What I saw when being trained on Southeast Asia before going to Bangkok (including Islamist ferment in the Island countries) and read from INR while in China convinced me that the best brains in Washington were groping and flailing about trying to make sense of what was going on in the Dar-ul-Islam. I heard that Monsoon-region Sufis were wonderful, softy-softy mystics because they diallogued with Quakers (who are nothing but fire-breathing Ranters and Levellers who had unfortunate run-ins with Cromwell's Ironsides)--as if Sufi-inspired rebels hadn't given our boys a run for their money back in 1902 in Mindanao (and other empires similar issues elsewhere).
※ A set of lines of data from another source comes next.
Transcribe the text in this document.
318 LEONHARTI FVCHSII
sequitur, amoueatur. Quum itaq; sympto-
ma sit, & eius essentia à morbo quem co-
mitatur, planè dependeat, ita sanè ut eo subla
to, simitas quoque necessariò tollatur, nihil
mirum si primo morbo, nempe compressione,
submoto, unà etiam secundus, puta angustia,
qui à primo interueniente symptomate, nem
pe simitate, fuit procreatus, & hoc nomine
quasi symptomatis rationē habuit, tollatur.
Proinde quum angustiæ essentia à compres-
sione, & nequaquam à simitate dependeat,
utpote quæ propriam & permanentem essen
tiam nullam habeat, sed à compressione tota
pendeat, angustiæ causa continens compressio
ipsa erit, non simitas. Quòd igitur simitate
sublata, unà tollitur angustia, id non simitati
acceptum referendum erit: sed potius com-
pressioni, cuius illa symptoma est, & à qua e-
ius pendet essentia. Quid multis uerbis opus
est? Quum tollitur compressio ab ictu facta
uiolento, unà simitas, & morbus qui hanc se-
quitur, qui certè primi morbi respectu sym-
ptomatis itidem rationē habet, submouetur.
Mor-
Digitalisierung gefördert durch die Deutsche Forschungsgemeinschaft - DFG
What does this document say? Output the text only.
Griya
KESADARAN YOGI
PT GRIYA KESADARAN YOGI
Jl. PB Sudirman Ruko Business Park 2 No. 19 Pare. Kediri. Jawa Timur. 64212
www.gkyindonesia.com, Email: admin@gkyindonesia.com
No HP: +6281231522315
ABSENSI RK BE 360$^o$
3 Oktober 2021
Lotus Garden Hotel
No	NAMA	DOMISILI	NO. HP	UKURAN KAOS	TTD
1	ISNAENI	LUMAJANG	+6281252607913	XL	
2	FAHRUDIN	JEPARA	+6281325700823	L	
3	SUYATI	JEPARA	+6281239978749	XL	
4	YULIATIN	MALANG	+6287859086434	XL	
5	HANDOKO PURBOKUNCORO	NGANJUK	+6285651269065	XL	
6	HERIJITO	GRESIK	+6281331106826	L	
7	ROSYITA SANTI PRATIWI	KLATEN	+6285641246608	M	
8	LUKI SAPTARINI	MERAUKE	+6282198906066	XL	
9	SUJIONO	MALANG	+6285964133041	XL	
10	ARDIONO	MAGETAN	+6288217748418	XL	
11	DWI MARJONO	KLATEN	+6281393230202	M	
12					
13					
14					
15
I was assured there was no "fundamentalism" in Chinese Islam because China's Muslims were Sunni rather than Shi'ah, even while our reporting from the field was mentioning a low-level guerrilla war in Sharki Turkistan (colonial name: Xinjiang Uighur Autonomous Region) and riots over associations of Muslims and pigs among the Hui. I mean, at the time, the Chinese Communist regime was so scared of ANY religious ferment that they sweated bullets when some of their old "foreign friends" of Jewish origin started donning kippehs and attending seders in Old Age. From what I see now, I don't think anything's changed since the '90's and we're still badly served by the chattering classes.
Our diplomats and policymakers ought to check their prejudices against pre-19th century traditions of discourse; recognize that there are Muslims and Muslims; and choose our fights very carefully; and for the love of Heaven (speaking as one who believes that G_d delivered the Torah to Moses and all Israel on Sinai) PLEEEEEEZE refrain from pretending that the aptly named Foggy Bottom knows Islam better than the 'Ulema at Al-Azhar and Qom!
BTW Dip, l'shanah tovah!
The second Gulf War was the completion of unfinished business, it should of been concluded in the first. I don't know who was responsible for that terrible decision to leave him in power, Colin Powell. perhaps someone didn't read their history.
ReplyDeleteBush the First took responsibility in a way by claiming that recovering Kuwait was the extent of his UN mandate. To invade Iraq in turn would be outside the rules he had built his alliance upon.
DeleteThe terms of the settlement in the field, such as the use of armed Iraqi helicopters, had significant weaknesses. Maybe Colin Powell had some hand in that.
Schwarzkopf admitted that he was "snookered" about letting the Iraqis have helicopters--they were thinking transport, not gunships. And then the administration's riling up the Kurds and others to 'rise up" against Saddam and then hanging them out to dry was the height of folly.